Molte parole confortanti sono state predicate su questo testo nel corso degli anni, e giustamente. Veramente siamo confortati dalla personificazione del nostro prezioso Signore come nostro pastore e guida. Condurci a nuovi e invitanti pascoli, nostro Signore, riempie la nostra sete di sorgenti di acqua viva. Questo pastore, il nostro pastore, è colui che si prende cura di ogni nostro bisogno. Porta il nostro giovane e debole sulle sue spalle. Le nostre ferite sono guarite dal suo tenero tocco. Quando siamo perduti ci cerca, lasciando il gregge indietro per trovarci. Conosce ognuno di noi per nome e più ancora conosce le nostre personalità, tendenze, temperamenti, abitudini e soprattutto i nostri cuori. La protezione del suo gregge è la sua priorità e per salvarci è disposto a morire.

“Il buon pastore depone la vita per le sue pecore”. Gesù ci dice che è venuto a salvare le sue pecore dalla morsa del lupo vorace, dei falsi pastori e di tutti quelli che portano alla morte. Prende d’assalto le porte dell’inferno, del peccato e della morte. Le sue armi sono la Sua parola e il suo corpo crocifisso sulla croce e il sangue versato sulla croce. Il Pastore dà la vita per le sue pecore. Nella sua morte egli fa il sacrificio supremo e ci riconcilia tutti con Dio. Il pastore è diventato una pecora-l’Agnello stesso di Dio—e diventa l’Agnello sanguinario del sacrificio. Perché l’ha fatto? Le Scritture dichiarano che tutti noi come pecore siamo andati fuori strada, ognuno per la propria via. E tu? Sei andato fuori strada?

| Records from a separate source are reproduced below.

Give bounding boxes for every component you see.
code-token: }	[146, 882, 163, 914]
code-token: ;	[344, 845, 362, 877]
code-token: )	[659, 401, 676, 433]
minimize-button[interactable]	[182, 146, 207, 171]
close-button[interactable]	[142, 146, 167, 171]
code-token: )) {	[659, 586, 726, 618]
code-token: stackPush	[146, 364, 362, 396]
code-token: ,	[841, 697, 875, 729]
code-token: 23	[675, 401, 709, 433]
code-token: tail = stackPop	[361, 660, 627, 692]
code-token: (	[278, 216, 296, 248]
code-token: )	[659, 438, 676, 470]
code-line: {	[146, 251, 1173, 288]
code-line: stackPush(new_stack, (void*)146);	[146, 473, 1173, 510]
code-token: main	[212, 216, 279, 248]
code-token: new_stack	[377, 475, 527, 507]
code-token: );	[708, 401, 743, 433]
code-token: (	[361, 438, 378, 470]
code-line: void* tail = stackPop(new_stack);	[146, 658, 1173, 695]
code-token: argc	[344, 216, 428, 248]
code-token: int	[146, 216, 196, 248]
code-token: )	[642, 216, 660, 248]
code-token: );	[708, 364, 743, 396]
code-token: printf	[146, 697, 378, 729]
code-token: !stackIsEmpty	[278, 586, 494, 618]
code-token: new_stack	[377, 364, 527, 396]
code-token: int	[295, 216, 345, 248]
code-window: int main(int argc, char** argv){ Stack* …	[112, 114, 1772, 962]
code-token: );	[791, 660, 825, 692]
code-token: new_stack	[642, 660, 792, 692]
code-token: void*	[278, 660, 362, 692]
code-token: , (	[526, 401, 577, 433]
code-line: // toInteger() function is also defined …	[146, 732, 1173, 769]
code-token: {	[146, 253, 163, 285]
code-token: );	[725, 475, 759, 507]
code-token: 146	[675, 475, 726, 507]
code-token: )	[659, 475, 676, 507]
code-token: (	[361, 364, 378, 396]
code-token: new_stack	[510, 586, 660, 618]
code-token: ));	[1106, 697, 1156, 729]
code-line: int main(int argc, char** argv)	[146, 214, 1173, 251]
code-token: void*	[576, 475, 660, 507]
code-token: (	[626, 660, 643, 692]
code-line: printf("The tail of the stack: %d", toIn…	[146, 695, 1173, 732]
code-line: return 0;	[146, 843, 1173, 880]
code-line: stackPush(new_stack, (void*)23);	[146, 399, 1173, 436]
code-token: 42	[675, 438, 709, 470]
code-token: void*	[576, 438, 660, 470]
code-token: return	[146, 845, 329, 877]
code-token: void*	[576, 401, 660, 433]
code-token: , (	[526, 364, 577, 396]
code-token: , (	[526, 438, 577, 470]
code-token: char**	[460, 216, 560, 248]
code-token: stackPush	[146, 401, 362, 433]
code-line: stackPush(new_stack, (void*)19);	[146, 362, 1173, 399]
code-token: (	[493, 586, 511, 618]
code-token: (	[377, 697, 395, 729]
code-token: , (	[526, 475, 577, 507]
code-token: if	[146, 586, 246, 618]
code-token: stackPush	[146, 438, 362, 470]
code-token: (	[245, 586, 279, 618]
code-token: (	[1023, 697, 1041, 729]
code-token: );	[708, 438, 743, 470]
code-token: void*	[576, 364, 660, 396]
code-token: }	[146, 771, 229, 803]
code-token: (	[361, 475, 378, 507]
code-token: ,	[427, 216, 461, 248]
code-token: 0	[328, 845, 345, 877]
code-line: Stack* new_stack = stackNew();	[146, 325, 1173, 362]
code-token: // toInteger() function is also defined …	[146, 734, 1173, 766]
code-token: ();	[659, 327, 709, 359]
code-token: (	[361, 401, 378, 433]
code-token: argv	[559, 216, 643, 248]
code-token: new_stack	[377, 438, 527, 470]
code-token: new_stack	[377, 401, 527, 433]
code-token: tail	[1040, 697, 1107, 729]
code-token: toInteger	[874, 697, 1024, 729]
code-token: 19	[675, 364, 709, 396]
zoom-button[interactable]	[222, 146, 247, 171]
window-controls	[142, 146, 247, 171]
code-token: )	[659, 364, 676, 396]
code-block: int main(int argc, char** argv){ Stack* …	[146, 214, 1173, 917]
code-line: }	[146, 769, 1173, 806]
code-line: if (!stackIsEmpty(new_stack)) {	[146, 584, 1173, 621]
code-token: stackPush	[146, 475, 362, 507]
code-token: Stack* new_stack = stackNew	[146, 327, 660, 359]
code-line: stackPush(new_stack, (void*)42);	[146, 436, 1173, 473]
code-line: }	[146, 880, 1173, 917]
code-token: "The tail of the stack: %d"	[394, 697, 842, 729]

Cosa possiamo fare? Non c’è protezione? Ascoltate le parole di Cristo. “Conosco le mie pecore e sono conosciuto da loro. Le mie pecore ascoltano la mia voce e mi seguono.”Attraverso la Sua parola nella Bibbia ascoltiamo la sua voce, la Sua voce che ci ricorda quanto ci ama. Attraverso di loro il Buon Pastore ci guida e ci protegge. In essi ascoltiamo la Sua voce mentre ci conforta e ci conduce a un pascolo accanto ad acque tranquille dove ci risana le anime. Sì, tutti noi come pecore siamo andati fuori strada, ma le Scritture continuano… ” e il Signore ha posto su di Lui le iniquità di tutti noi was È stato condotto come un agnello al macello.”Per amore di Gesù, con le Sue piaghe ha guarito tutte le sue pecore malate. Siamo perdonati per tutte le volte che abbiamo seguito altre voci, altri pastori. Il Signore ci ha portati sulle Sue spalle.

Conclusione: C’è un solo pastore. Egli è il Buon Pastore, Gesù Cristo. Abbiamo sentito la sua voce. Anche se a volte ci allontaniamo tutti, ci insegue, raccogliendoci tra le sue braccia e vicino al suo cuore. Lì ci toglie le frese con le mani trafitte dal chiodo e tende le nostre ferite e ci guarisce e ci dà la vita laid La sua vita è stata deposta per le sue pecore. Ascoltate la voce di Gesù. “Io sono il buon pastore, che dà la vita per le sue pecore.”Tale è il Suo amore per te. Amen.